A research team at the University of New Mexico has used porous silica nanoparticles and liposomes to develop a high-capacity drug carrier.
Carlee E. Ashley, at the University’s Center for Micro-Engineered Materials who led the team, says the lipid bilayers are called called protocells. They are supported by porous nano-particles, and well suited to carry and deliver multiple drugs administered either individually or as a mixture into the cytosol of the cancer cell.
The team joined liposomes to a spherical nanoporous silica core that had a big surface area. The supported lipid bilayer (SLB) that formed was then changed with targeting peptide samples, a fusogenic peptide, and PEG. The PEG makes the carrier stable. The peptides offer binding strength to diseased cells and force the cancer cells to take in protocells. Then they release the drug into the cancer cell.
The nanoporous silica core surface allows the protocells to carry therapeutic and diagnostic medication. This ensures that the protocells release the doxorubicin in a bioactive manner on endocytosis by hepatocellular carcinoma (HCC). The DOPC (1, 2-dioleoyl-sn-glycero-3-phosphocholine)-formulated protocells could deliver half the doxorubicin within four hours and were stable over long periods when stored in artificial body fluids. In contrast, the DOPC liposomes seep out 90% of the doxorubicin within 72 hours and exhibited a discharge report similar to that of the nanoporous core without SLB.

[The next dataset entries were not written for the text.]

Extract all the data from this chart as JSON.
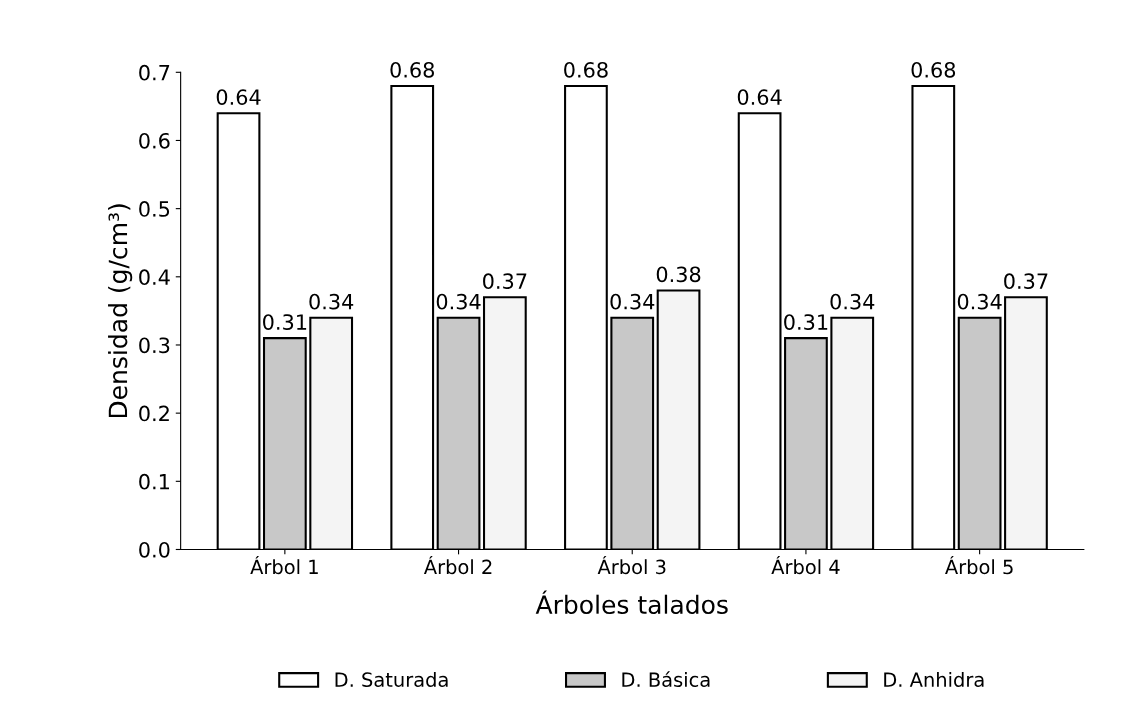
{
  "chart_data": {
    "type": "bar",
    "xlabel": "Árboles talados",
    "ylabel": "Densidad (g/cm³)",
    "categories": [
      "Árbol 1",
      "Árbol 2",
      "Árbol 3",
      "Árbol 4",
      "Árbol 5"
    ],
    "series": [
      {
        "name": "D. Saturada",
        "color": "#ffffff",
        "values": [
          0.64,
          0.68,
          0.68,
          0.64,
          0.68
        ]
      },
      {
        "name": "D. Básica",
        "color": "#c8c8c8",
        "values": [
          0.31,
          0.34,
          0.34,
          0.31,
          0.34
        ]
      },
      {
        "name": "D. Anhidra",
        "color": "#f4f4f4",
        "values": [
          0.34,
          0.37,
          0.38,
          0.34,
          0.37
        ]
      }
    ],
    "ylim": [
      0,
      0.7
    ],
    "yticks": [
      {
        "value": 0,
        "label": "0.0"
      },
      0.1,
      0.2,
      0.3,
      0.4,
      0.5,
      0.6,
      0.7
    ],
    "data_labels": true,
    "legend": "bottom",
    "grid": false
  }
}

The team says the technique will help deliver the target drug to specific cells, exhibit better cytotoxicity to the target cell, and cause less damage to noncancerous cells. Altering the protocell SLB with ligands that stick to the target cell or overexpressed surface receptors, with a ligand causing internalization, will allow for targeting only specific cells and intracellular delivery to cancer cells where cell receptors are not endocytosed.
The research paper titled, ‘The targeted delivery of multicomponent cargos to cancer cells by nanoporous particle-supported lipid bilayers,’ has appeared in the Nature Materials.